Extremity lesions are therefore often treated by an interventional radiologist, who samples the lesion with a CT guided biopsy and then treats the lesion with a radiofrequency probe which heat kills the local tissue in a spherical distribution. The caveats to treatment in this method relate to the lesions proximity to heat intolerant structures. Spinal lesions are not good candidates for RFA. Lesions in the extremities near major neurovascular structures or in subcutaneous locations (anterior tibial cortex) may best be treated in open fashion to avoid thermal necrosis of skin, nerve or blood vessel. Lesions in high stress regions (the medial proximal femur should have consideration of protected weight bearing after treatment to mitigate the risk of pathologic fracture after heat treatment of the calcar.
The primary outcome for osteoid osteoma is local recurrence as the lesion is localized with no potential for metastasis.
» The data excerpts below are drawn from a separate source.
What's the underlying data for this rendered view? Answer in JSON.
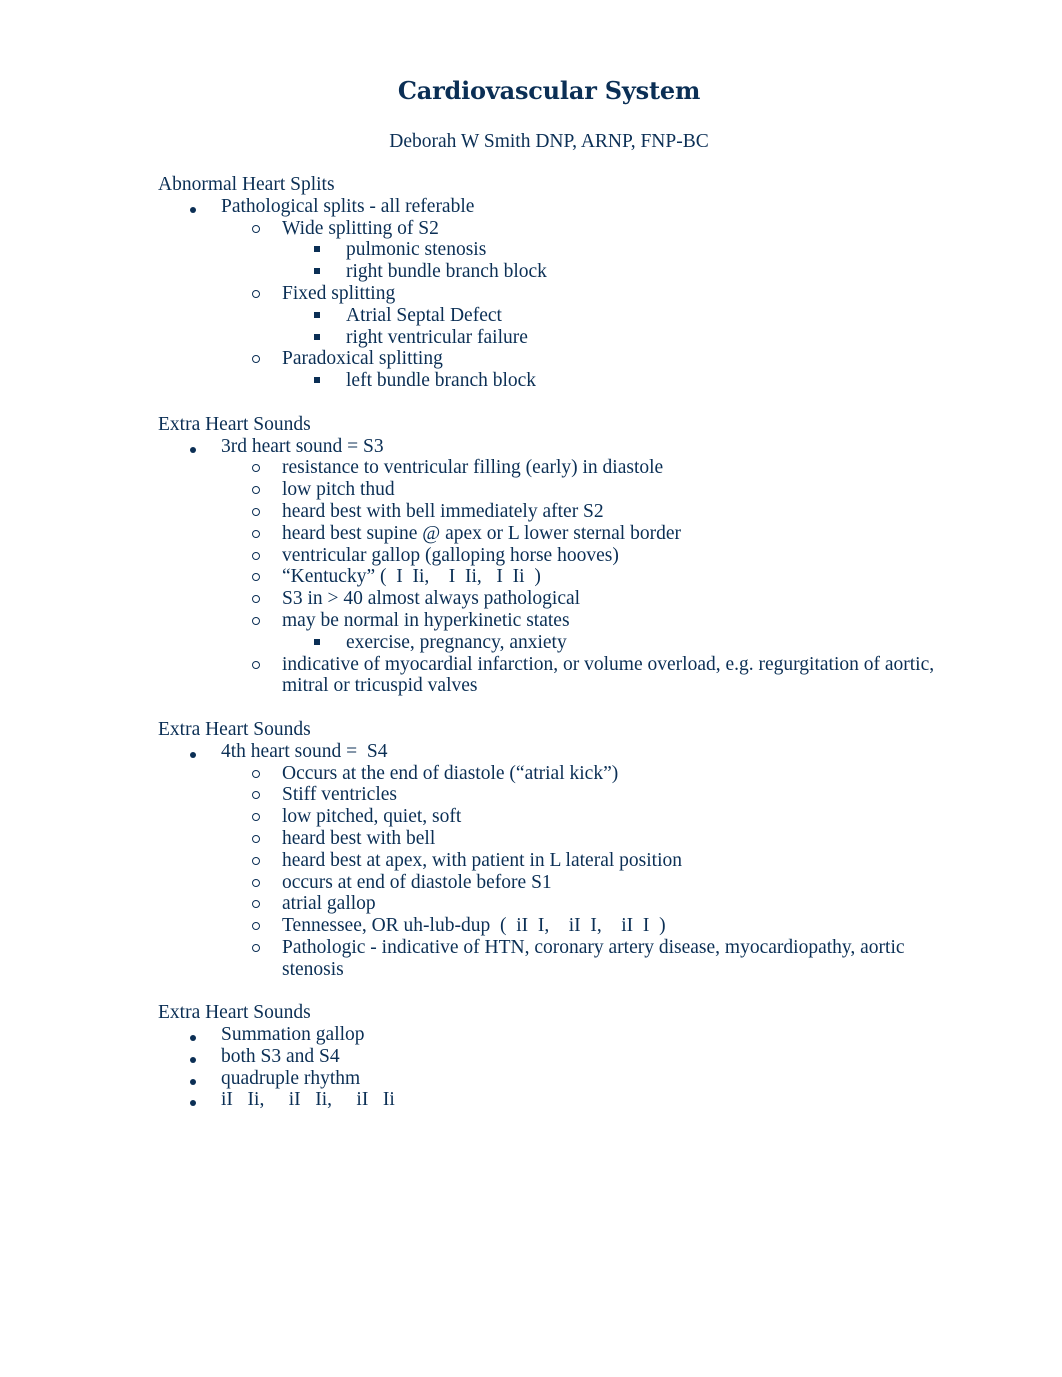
{
  "document": {
    "title": "Cardiovascular System",
    "author": "Deborah W Smith DNP, ARNP, FNP-BC",
    "text_color": "#0b2f55"
  },
  "sections": [
    {
      "heading": "Abnormal Heart Splits",
      "items": [
        {
          "level": 1,
          "bullet": "disc",
          "text": "Pathological splits - all referable"
        },
        {
          "level": 2,
          "bullet": "circle",
          "text": "Wide splitting of S2"
        },
        {
          "level": 3,
          "bullet": "square",
          "text": "pulmonic stenosis"
        },
        {
          "level": 3,
          "bullet": "square",
          "text": "right bundle branch block"
        },
        {
          "level": 2,
          "bullet": "circle",
          "text": "Fixed splitting"
        },
        {
          "level": 3,
          "bullet": "square",
          "text": "Atrial Septal Defect"
        },
        {
          "level": 3,
          "bullet": "square",
          "text": "right ventricular failure"
        },
        {
          "level": 2,
          "bullet": "circle",
          "text": "Paradoxical splitting"
        },
        {
          "level": 3,
          "bullet": "square",
          "text": "left bundle branch block"
        }
      ]
    },
    {
      "heading": "Extra Heart Sounds",
      "items": [
        {
          "level": 1,
          "bullet": "disc",
          "text": "3rd heart sound = S3"
        },
        {
          "level": 2,
          "bullet": "circle",
          "text": "resistance to ventricular filling (early) in diastole"
        },
        {
          "level": 2,
          "bullet": "circle",
          "text": "low pitch thud"
        },
        {
          "level": 2,
          "bullet": "circle",
          "text": "heard best with bell immediately after S2"
        },
        {
          "level": 2,
          "bullet": "circle",
          "text": "heard best supine @ apex or L lower sternal border"
        },
        {
          "level": 2,
          "bullet": "circle",
          "text": "ventricular gallop (galloping horse hooves)"
        },
        {
          "level": 2,
          "bullet": "circle",
          "text": "“Kentucky” (  I  Ii,    I  Ii,   I  Ii  )"
        },
        {
          "level": 2,
          "bullet": "circle",
          "text": "S3 in > 40 almost always pathological"
        },
        {
          "level": 2,
          "bullet": "circle",
          "text": "may be normal in hyperkinetic states"
        },
        {
          "level": 3,
          "bullet": "square",
          "text": "exercise, pregnancy, anxiety"
        },
        {
          "level": 2,
          "bullet": "circle",
          "text": "indicative of myocardial infarction, or volume overload, e.g. regurgitation of aortic, mitral or tricuspid valves"
        }
      ]
    },
    {
      "heading": "Extra Heart Sounds",
      "items": [
        {
          "level": 1,
          "bullet": "disc",
          "text": "4th heart sound =  S4"
        },
        {
          "level": 2,
          "bullet": "circle",
          "text": "Occurs at the end of diastole (“atrial kick”)"
        },
        {
          "level": 2,
          "bullet": "circle",
          "text": "Stiff ventricles"
        },
        {
          "level": 2,
          "bullet": "circle",
          "text": "low pitched, quiet, soft"
        },
        {
          "level": 2,
          "bullet": "circle",
          "text": "heard best with bell"
        },
        {
          "level": 2,
          "bullet": "circle",
          "text": "heard best at apex, with patient in L lateral position"
        },
        {
          "level": 2,
          "bullet": "circle",
          "text": "occurs at end of diastole before S1"
        },
        {
          "level": 2,
          "bullet": "circle",
          "text": "atrial gallop"
        },
        {
          "level": 2,
          "bullet": "circle",
          "text": "Tennessee, OR uh-lub-dup  (  iI  I,    iI  I,    iI  I  )"
        },
        {
          "level": 2,
          "bullet": "circle",
          "text": "Pathologic - indicative of HTN, coronary artery disease, myocardiopathy, aortic stenosis"
        }
      ]
    },
    {
      "heading": "Extra Heart Sounds",
      "items": [
        {
          "level": 1,
          "bullet": "disc",
          "text": "Summation gallop"
        },
        {
          "level": 1,
          "bullet": "disc",
          "text": "both S3 and S4"
        },
        {
          "level": 1,
          "bullet": "disc",
          "text": "quadruple rhythm"
        },
        {
          "level": 1,
          "bullet": "disc",
          "text": "iI   Ii,     iI   Ii,     iI   Ii"
        }
      ]
    }
  ]
}
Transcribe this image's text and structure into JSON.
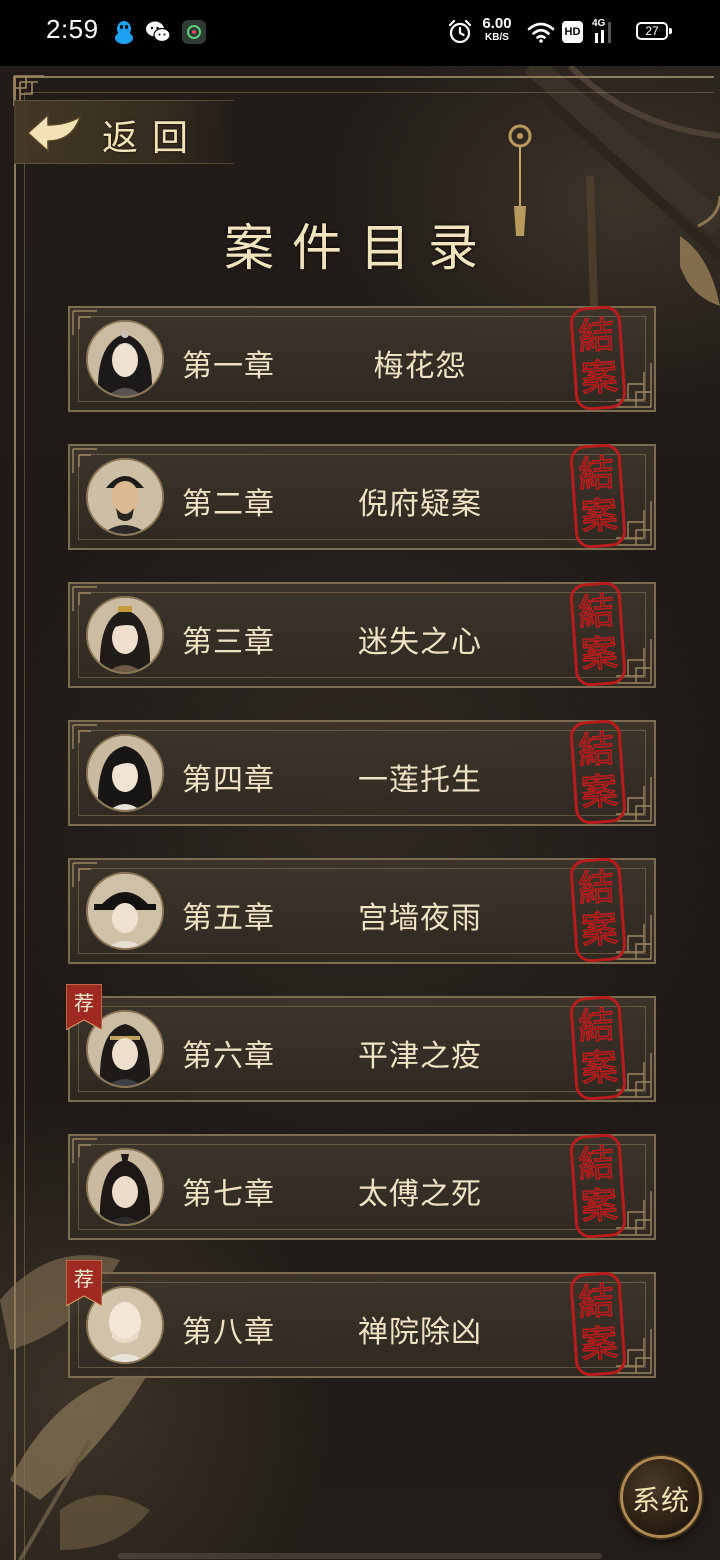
{
  "status_bar": {
    "time": "2:59",
    "net_speed_value": "6.00",
    "net_speed_unit": "KB/S",
    "hd_label": "HD",
    "signal_label": "4G",
    "battery": "27",
    "left_icons": [
      "qq-icon",
      "wechat-icon",
      "app-icon"
    ],
    "right_icons": [
      "alarm-icon",
      "wifi-icon",
      "hd-icon",
      "signal-4g-icon",
      "battery-icon"
    ]
  },
  "back": {
    "label": "返回"
  },
  "title": "案件目录",
  "chapters": [
    {
      "number": "第一章",
      "title": "梅花怨",
      "seal": "結案",
      "recommended": false,
      "avatar": "character-1"
    },
    {
      "number": "第二章",
      "title": "倪府疑案",
      "seal": "結案",
      "recommended": false,
      "avatar": "character-2"
    },
    {
      "number": "第三章",
      "title": "迷失之心",
      "seal": "結案",
      "recommended": false,
      "avatar": "character-3"
    },
    {
      "number": "第四章",
      "title": "一莲托生",
      "seal": "結案",
      "recommended": false,
      "avatar": "character-4"
    },
    {
      "number": "第五章",
      "title": "宫墙夜雨",
      "seal": "結案",
      "recommended": false,
      "avatar": "character-5"
    },
    {
      "number": "第六章",
      "title": "平津之疫",
      "seal": "結案",
      "recommended": true,
      "tag": "荐",
      "avatar": "character-6"
    },
    {
      "number": "第七章",
      "title": "太傅之死",
      "seal": "結案",
      "recommended": false,
      "avatar": "character-7"
    },
    {
      "number": "第八章",
      "title": "禅院除凶",
      "seal": "結案",
      "recommended": true,
      "tag": "荐",
      "avatar": "character-8"
    }
  ],
  "system": {
    "label": "系统"
  },
  "colors": {
    "seal_red": "#b81c1c",
    "text_gold": "#efe3c4",
    "frame_bronze": "#7c6c50",
    "tag_red": "#9e2a22"
  }
}
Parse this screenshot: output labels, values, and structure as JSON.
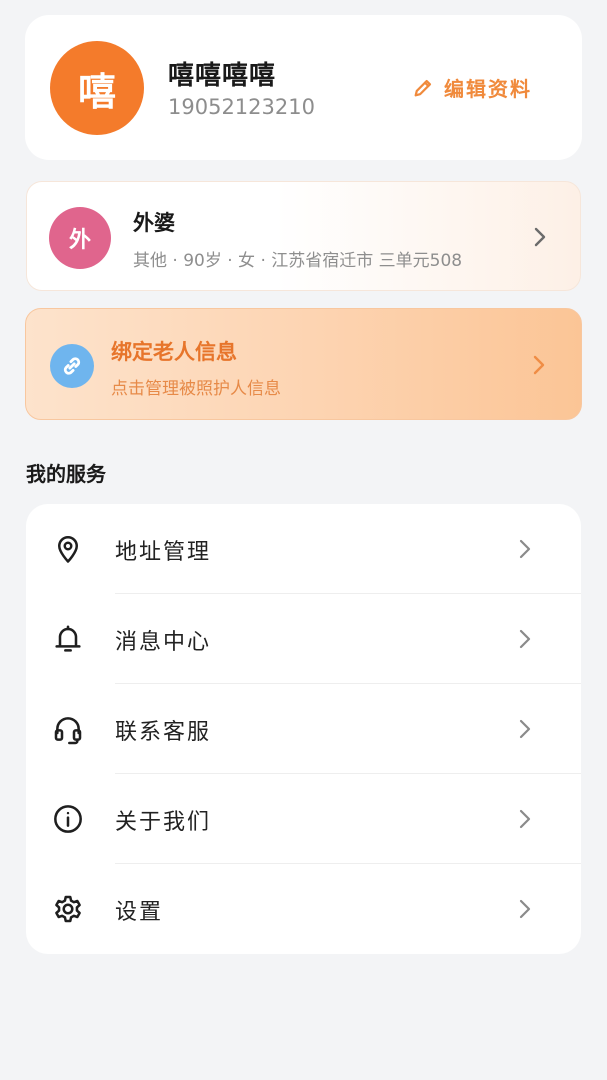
{
  "profile": {
    "avatar_char": "嘻",
    "name": "嘻嘻嘻嘻",
    "phone": "19052123210",
    "edit_label": "编辑资料",
    "avatar_color": "#f47b2b",
    "accent_color": "#f08a3c"
  },
  "elder": {
    "avatar_char": "外",
    "name": "外婆",
    "info": "其他 · 90岁 · 女 · 江苏省宿迁市 三单元508",
    "avatar_color": "#e0658d"
  },
  "bind": {
    "title": "绑定老人信息",
    "subtitle": "点击管理被照护人信息",
    "icon": "link-icon"
  },
  "services": {
    "title": "我的服务",
    "items": [
      {
        "label": "地址管理",
        "icon": "location-pin-icon"
      },
      {
        "label": "消息中心",
        "icon": "bell-icon"
      },
      {
        "label": "联系客服",
        "icon": "headset-icon"
      },
      {
        "label": "关于我们",
        "icon": "info-icon"
      },
      {
        "label": "设置",
        "icon": "gear-icon"
      }
    ]
  }
}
As mentioned previously, the treatments for the lesion result less than a 10% local recurrence rate.
Recurrent osteoid osteoma is treated in identical fashion; however the differential diagnosis should give careful reconsideration to other items on the differential.
There is minimal need for ancillary support for these patients unless the scope of treatment is large and family support is questionable.
There is a periosteal version of the disease which differs only in location.
Multiple nidus disease can be seen and often has a string of pearls appearance due to the reactive bone.
Osteoblastoma has such a large overlap clinically, radiographically and histologically it was originally called giant osteoid osteoma.
osteoid, osteoma, osteoid osteoma, nidus, radiofrequency ablation, RFA, night pain, NSAIDs, cortical, sclerosis
Skills and competencies
A student should be able to elicit the classic history from a patient with osteoid osteoma and distinguish that from the typical history of a stress fracture.
The student should be able to identify a nidus of osteoid osteoma on plain radiographs when visible and on every CT scan of the disease.